Setia Menganyam di Kampung Prainatang yang Kian Sepi‎

Laus Markus Goti
04/8/2025 13:26
Setia Menganyam di Kampung Prainatang yang Kian Sepi‎
Seorang ibu tua sedang mengayam kerajinan di Kampung Prainatang(Dok. MI)

MUSIM kemarau mulai merayapi Sumba Timur. Angin mengibas alang-alang, dedaunan berguguran, dan savana pun perlahan berubah warna jadi kuning keemasan. Dari kejauhan, Kampung Prainatang berdiri diam di atas bukit kecil.

Begitu melangkah melewati gerbang batu yang tersusun kokoh, suasana masa lalu seolah menyambut. Tidak ada suara anak-anak berlarian. Tidak terdengar teriakan ibu memanggil anak pulang makan. Yang ada hanyalah angin, desir dedaunan, dan sesekali terdengar ayam berkokok.

‎Kampung ini sudah berumur ribuan tahun.
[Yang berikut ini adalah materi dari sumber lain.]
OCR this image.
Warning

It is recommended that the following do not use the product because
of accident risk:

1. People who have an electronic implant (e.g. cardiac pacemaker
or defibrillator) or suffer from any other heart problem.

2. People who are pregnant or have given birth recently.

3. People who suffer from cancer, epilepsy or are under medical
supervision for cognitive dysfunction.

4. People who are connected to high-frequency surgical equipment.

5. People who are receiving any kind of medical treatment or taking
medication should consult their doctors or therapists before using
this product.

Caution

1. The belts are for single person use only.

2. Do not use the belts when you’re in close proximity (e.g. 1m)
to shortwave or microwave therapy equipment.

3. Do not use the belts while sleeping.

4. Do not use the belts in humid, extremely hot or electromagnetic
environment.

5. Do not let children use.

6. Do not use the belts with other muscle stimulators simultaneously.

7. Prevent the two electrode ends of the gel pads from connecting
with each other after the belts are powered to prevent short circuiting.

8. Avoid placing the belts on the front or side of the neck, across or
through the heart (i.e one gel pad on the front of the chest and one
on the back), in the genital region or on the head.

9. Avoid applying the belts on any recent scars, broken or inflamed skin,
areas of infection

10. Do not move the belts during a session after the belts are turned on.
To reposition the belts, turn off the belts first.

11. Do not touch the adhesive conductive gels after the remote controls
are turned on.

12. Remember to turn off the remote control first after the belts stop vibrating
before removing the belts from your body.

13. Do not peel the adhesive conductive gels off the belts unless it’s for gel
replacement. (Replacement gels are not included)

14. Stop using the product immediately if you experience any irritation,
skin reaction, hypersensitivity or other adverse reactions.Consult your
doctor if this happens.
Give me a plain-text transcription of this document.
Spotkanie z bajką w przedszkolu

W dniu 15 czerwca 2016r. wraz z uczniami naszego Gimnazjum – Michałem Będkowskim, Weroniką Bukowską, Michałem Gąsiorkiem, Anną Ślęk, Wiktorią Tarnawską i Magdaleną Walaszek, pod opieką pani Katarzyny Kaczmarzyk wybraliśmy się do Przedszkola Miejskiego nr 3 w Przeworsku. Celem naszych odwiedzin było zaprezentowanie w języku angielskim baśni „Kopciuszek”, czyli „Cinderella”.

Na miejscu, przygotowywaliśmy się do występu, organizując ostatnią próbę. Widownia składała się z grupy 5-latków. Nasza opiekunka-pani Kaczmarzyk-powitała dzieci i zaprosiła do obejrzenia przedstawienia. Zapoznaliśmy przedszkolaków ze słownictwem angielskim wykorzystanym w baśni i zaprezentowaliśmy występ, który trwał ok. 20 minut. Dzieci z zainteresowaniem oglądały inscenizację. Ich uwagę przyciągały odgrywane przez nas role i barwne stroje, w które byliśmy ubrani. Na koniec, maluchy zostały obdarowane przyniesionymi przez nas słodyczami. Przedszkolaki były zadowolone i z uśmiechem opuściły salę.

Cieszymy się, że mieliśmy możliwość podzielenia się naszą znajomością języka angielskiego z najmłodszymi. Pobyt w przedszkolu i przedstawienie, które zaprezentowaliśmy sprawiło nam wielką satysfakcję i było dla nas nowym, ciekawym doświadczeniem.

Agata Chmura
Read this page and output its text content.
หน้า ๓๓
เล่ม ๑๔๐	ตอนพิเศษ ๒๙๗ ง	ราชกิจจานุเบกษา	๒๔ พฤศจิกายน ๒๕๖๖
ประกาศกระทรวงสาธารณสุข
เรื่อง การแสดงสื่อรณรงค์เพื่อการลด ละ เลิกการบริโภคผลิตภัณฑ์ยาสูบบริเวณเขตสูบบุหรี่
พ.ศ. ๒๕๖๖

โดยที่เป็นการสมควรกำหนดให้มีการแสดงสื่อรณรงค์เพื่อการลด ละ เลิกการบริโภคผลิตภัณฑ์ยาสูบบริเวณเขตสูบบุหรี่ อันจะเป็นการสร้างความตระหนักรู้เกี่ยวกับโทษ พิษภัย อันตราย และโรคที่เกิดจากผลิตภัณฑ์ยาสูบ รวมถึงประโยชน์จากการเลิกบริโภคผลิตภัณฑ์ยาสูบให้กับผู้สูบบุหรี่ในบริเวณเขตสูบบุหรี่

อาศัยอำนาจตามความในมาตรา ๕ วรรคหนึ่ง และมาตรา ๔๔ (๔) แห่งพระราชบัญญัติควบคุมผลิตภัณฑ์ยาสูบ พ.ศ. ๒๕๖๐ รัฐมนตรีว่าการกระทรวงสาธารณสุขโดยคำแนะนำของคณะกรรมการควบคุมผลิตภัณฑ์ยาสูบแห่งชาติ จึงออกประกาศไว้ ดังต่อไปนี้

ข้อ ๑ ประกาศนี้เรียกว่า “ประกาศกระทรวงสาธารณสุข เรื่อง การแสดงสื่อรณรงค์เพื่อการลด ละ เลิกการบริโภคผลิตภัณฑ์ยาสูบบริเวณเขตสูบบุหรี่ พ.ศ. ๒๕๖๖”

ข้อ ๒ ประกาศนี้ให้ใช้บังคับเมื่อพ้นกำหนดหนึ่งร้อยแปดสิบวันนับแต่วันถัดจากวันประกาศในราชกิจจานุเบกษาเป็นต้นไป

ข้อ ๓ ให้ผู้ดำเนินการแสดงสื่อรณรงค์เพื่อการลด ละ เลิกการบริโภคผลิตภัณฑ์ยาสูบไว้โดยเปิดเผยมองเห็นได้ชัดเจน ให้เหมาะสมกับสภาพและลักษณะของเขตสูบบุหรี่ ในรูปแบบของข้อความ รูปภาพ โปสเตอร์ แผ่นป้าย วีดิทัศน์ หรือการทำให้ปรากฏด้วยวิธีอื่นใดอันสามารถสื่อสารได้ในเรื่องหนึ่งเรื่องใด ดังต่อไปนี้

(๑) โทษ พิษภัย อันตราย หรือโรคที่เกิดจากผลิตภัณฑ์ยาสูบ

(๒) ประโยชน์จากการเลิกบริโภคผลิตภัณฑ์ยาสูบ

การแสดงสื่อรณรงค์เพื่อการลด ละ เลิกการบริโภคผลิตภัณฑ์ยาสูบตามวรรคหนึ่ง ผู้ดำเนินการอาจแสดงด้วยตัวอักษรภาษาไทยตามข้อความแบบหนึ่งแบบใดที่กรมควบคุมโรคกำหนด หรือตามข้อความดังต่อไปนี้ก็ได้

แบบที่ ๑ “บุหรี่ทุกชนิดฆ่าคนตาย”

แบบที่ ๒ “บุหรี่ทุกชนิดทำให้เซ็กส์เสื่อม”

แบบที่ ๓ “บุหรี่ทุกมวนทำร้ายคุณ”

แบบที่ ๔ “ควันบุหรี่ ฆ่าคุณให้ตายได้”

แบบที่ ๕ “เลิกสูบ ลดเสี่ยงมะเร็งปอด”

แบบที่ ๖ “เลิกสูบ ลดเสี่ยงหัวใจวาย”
Berdiri di Desa Mondu, Kecamatan Kanatang, Prainatang dikenal sebagai salah satu kampung megalitik tertua di Sumba Timur. Namun di balik kemegahan sejarah itu, kehidupan kini nyaris senyap.

Rumah-rumah adat berdiri tinggi dengan atap alang-alang. Kubur batu berbentuk meja tersebar di halaman, menjadi penanda kuat identitas leluhur. Tapi rumah-rumah itu ada yang mulai kosong. Ada yang  bahkan roboh pelan-pelan, ditinggal penghuninya yang memilih mencari penghidupan di tempat lain.

‎“Sudah satu atau dua tahun mereka pergi. Ada yang berkebun jauh, ada yang merantau,” ujar Kawau Wolu Mbaru (75), salah satu tokoh kampung yang masih bertahan, Sabtu (26/7). “Kalau air bersih itu harus jalan jauh. Kalau kami orang tua bisa dua jam.” tambahnya.

‎Benar saja. Air bersih menjadi cerita lama yang belum juga berubah. Warga harus menuruni lembah untuk mendapatkannya. Melelahkan, apalagi bagi mereka yang sudah lanjut usia. Fasilitas dasar termasuk air bersih masih menjadi masalah klasik di Kampung Prainatang.

Di siang hari, Prainatang seperti terlelap. Hanya para orang tua yang masih menganyam di beranda, berharap ada tamu datang membeli. Tidak ada suara anak-anak. Tidak ada kesibukan seperti kampung pada umumnya.

“Yah kami hanya anyam setiap hari, jual ke tamu-tamu yang datang sebagai tanda mata dari kampung Prainatang,” ucap seorang ibu sambil menyusun hasil anyamannya.

‎Sebagai tujuan wisata budaya, Prainatang menyimpan kekayaan tak ternilai. Sayangnya, tak banyak yang tahu. Tidak ada papan nama, tak ada petunjuk arah. Hanya gerbang batu sederhana yang menandai bahwa di baliknya tersimpan sejarah yang panjang.

Dari pusat kota Waingapu, kampung ini hanya berjarak 30 kilometer. Tapi jalan menuju ke sana terasa jauh karena minimnya akses dan perhatian. Kampung ini bukan tidak ingin hidup, tapi terlalu lama dibiarkan berjalan sendiri.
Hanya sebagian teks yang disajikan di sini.